Suspiró, aferró la linterna que le había iluminado durante la lectura y con ayuda del bastón se levantó despacio, muy trabajosamente, sintiendo cómo el esfuerzo despertaba de nuevo el sordo dolor que desde las últimas horas le presionaba con insistencia inquietante el pecho. La oscuridad que le rodeaba resultaría absoluta de no ser por el haz en movimiento de su linterna. El olor a humedad era intenso, y desde alguna parte el eco de un goteo líquido rebotaba con cadencia exasperante contra el silencio anómalamente perfecto, casi inverosímil, que reinaba entre las altas paredes de roca negra de la gruta donde se encontraba. Laventier sentía que flotaba en la sala de espera de la muerte, pero no le importaba. En realidad, se dijo, era el lugar que le correspondía. Con lentitud callada, que le permitía escuchar con claridad el roce del aire contra su ropa y contra la carta que aún sostenía en la mano, se aproximó hasta la cama donde reposaba el cuerpo de Ferrer y lo iluminó con la linterna: el haz de luz pintó de matices siniestros la palidez fantasmagórica del rostro apoyado sobre la tela doblada a modo de almohada. No se sentía un intruso por haber decidido leer la carta de Ferrer; en los últimos tiempos su vida se había reducido a la búsqueda obsesiva de Victor Lars, y así, obsesivamente, se lanzaba sobre cualquier pista que pudiese entrañar alguna información sobre su enemigo. Aunque era imposible que el desgraciado Luis Ferrer aportase en su confesión nada nuevo a esa búsqueda, era el hermano del Niño de los coroneles, razón suficiente para que el habitualmente discreto Laventier se hubiese arrogado el derecho de violar el secreto último de un muerto.

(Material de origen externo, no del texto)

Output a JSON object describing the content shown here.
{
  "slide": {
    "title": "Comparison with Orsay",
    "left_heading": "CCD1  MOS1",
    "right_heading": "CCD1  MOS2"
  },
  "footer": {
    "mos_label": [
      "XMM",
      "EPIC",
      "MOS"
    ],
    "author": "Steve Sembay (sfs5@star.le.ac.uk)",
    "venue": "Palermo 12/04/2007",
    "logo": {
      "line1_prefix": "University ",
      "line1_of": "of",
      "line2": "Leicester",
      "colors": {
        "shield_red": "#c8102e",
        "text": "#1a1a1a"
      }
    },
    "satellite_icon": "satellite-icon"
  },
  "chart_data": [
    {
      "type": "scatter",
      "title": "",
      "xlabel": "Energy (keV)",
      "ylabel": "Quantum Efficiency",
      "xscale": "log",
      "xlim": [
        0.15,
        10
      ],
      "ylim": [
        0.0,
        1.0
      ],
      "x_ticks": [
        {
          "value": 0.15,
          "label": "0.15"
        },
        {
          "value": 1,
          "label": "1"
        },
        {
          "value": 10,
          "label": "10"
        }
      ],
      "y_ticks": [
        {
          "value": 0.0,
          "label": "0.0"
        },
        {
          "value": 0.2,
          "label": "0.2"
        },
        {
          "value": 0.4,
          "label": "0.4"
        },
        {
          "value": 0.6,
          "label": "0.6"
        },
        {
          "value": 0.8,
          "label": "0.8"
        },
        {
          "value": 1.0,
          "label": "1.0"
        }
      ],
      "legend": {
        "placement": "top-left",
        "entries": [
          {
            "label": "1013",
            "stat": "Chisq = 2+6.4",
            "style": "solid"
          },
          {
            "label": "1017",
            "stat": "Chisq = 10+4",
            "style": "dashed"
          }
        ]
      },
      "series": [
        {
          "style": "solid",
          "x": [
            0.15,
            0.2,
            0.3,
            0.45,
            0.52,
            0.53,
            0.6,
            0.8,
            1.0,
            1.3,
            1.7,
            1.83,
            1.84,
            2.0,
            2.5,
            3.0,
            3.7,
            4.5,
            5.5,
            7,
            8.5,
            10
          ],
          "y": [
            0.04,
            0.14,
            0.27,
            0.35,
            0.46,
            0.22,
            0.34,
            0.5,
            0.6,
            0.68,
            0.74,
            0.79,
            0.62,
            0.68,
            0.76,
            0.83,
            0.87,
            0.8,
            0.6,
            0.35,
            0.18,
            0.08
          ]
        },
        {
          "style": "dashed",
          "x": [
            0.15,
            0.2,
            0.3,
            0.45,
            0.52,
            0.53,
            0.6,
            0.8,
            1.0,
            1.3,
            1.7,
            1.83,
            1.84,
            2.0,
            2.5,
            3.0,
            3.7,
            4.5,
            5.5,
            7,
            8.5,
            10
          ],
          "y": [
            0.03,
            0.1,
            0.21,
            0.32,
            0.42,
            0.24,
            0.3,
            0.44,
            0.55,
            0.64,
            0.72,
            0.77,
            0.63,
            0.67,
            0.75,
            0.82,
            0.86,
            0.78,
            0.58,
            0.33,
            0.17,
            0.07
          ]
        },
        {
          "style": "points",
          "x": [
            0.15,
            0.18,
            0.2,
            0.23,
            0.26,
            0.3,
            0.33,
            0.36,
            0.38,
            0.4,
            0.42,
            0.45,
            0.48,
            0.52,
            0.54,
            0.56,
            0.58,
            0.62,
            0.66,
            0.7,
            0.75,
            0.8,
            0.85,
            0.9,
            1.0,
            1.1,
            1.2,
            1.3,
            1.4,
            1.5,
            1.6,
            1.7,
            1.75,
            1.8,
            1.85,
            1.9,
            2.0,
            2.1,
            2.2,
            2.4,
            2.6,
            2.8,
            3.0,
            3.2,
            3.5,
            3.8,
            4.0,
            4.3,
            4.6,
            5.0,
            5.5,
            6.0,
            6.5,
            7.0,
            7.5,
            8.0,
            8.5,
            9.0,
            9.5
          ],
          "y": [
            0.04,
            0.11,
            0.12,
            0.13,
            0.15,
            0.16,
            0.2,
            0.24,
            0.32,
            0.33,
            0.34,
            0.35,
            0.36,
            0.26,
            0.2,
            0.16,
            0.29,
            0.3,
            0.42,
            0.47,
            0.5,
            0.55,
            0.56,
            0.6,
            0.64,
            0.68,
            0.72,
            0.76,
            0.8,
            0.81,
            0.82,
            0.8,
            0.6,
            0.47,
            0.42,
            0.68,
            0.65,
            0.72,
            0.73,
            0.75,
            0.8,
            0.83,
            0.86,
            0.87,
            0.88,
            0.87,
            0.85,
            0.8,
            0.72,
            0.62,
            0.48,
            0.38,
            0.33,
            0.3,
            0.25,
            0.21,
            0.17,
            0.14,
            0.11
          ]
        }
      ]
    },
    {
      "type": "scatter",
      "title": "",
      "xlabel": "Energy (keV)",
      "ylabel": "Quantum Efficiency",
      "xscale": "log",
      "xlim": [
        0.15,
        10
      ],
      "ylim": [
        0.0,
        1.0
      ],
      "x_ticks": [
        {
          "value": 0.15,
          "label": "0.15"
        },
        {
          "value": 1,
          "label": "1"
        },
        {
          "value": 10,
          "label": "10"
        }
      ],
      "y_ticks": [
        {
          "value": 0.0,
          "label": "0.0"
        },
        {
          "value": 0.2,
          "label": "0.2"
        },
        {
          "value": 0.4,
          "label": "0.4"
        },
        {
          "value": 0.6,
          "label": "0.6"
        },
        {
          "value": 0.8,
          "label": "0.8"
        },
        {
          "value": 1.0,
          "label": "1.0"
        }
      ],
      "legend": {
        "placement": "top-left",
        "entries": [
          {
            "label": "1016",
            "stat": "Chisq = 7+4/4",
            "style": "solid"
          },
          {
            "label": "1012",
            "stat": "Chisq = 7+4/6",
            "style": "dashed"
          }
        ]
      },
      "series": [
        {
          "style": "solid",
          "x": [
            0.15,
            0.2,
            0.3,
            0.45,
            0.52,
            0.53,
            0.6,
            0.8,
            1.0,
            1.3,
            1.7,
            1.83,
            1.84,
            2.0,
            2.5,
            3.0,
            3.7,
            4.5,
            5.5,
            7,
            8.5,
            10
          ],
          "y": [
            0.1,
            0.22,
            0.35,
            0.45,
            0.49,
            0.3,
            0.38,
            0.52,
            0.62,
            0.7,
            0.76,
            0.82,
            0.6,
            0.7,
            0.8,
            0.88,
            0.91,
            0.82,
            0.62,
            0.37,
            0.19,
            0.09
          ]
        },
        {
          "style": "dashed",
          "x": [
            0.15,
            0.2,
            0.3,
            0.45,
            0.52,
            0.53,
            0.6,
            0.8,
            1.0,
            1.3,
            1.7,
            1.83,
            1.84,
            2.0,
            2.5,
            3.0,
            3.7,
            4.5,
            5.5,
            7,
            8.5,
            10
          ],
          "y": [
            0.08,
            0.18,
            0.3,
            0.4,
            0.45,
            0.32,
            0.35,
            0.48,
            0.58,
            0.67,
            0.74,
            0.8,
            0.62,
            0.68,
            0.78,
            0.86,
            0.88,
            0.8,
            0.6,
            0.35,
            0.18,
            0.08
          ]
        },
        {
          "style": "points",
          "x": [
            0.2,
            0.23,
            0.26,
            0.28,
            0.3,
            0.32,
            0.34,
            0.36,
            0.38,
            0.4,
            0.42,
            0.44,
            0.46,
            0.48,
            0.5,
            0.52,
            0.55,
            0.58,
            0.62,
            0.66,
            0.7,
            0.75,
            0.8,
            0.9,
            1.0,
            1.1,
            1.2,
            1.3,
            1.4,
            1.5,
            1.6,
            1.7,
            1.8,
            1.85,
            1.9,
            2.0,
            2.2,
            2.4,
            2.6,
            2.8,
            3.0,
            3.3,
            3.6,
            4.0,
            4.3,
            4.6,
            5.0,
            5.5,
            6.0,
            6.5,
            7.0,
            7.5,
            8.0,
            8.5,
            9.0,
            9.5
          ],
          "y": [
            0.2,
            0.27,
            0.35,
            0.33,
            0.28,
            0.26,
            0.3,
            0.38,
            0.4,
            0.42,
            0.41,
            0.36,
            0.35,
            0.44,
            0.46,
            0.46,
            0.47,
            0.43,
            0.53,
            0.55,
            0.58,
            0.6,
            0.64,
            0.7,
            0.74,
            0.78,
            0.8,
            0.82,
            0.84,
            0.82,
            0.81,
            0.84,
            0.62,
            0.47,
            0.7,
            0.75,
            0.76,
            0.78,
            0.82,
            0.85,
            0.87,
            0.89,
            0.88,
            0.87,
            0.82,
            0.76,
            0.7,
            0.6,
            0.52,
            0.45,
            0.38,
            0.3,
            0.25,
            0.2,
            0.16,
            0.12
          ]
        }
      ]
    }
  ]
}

Se sentó en la cama y agitó el cuerpo de Ferrer con brusquedad poco hipocrática, reveladora del inhabitual estado de ansiedad que conmovía el corazón del viejo Médico de la Resistencia.
– ¿Señor Ferrer? ¿Luis Ferrer?
Ferrer lanzó un gemido remoto, y Laventier respiró aliviado: los efectos de la anestesia comenzaban a disolverse a la hora que él, al administrarlos, había previsto.
El herido tardó unos segundos infinitos en abrir los ojos y luego se demoró un poco más en enfocar al hombre que tenía frente a sí…
Parecía Jean Laventier, pensó… Se preguntó si, de la misma forma que la desconocida india lo había matado a él, Lars había asesinado a Laventier y ahora se hallaban ambos en un lugar que sólo podía ser el infierno o, peor aún, esa sima de sus pesadillas donde Aurelio, Cristina y Bego acudían a recibirle para preguntarle por Pilar.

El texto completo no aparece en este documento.